Jeff Bezos makes more in five minutes than most of us will ever see in our lifetimes. I see no reason why Amazon’s vast riches cannot be spent on making working conditions more equitable and fair for the people who make Bezos’ empire possible. When you are as rich as Jeff Bezos, what is your excuse for your workers relying on SNAP dollars for a meal?
“The only way that I can see to deploy this much financial resource is by converting my Amazon winnings into space travel,” Bezos said in an interview with Business Insider last April.
I believe that expecting workers to adhere to harsh conditions without proper benefits or aid is, frankly, violence. Especially when you have the surplus wealth to protect them.
Websites across the internet, including our own, will be festooned with promotions from Amazon highlighting some of the best savings on offer today. Even as some workers strike, other employees will feel the pressure to pick up the slack as Amazon orders flood in for the Prime Day deals. I believe it is important to support these workers however possible. In my case, that means abstaining from using Twitch in solidarity. It also means looking into alternate platforms.

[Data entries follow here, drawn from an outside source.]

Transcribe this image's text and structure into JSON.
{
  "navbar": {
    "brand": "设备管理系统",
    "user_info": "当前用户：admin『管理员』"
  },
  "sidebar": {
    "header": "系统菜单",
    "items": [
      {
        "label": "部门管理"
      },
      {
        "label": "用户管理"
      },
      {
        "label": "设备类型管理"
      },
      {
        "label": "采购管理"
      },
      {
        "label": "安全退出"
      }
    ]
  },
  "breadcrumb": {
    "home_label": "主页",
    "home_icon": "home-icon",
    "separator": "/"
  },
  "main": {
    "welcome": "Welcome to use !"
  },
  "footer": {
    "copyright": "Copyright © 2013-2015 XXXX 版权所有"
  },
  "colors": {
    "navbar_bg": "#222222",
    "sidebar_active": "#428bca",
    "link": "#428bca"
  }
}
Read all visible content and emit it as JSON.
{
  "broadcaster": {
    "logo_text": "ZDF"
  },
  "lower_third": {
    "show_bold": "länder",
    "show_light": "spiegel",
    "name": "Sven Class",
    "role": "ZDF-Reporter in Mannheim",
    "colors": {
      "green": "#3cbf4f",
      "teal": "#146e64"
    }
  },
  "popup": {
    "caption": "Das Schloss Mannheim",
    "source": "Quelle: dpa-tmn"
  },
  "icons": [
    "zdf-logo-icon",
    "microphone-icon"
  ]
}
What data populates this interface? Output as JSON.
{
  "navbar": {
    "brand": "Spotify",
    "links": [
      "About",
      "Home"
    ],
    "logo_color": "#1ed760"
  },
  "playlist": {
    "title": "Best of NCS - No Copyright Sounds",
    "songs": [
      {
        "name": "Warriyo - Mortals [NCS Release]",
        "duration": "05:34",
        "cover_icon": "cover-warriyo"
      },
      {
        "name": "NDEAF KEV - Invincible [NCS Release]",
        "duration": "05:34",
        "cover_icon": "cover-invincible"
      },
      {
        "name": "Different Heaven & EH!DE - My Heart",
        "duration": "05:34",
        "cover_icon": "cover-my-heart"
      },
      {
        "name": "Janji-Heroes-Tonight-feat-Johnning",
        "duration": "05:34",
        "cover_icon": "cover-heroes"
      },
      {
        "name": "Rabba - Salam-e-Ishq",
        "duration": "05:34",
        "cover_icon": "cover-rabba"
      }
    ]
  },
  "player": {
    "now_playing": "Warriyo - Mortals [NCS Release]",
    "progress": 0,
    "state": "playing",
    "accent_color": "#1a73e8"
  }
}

Given the field I work in and my lack of control over corporate mandates, it may not not practical or possible to avoid using Twitch altogether, but I can’t shrug and do nothing. On a day when workers are risking their livelihoods, I believe it is important to stand with them, in one of the few visible ways that I can, as a person who doesn’t work at a facility herself. Canceling a stream and avoiding Amazon is the bare minimum of what I believe that I owe in solidarity with workers who deserve better.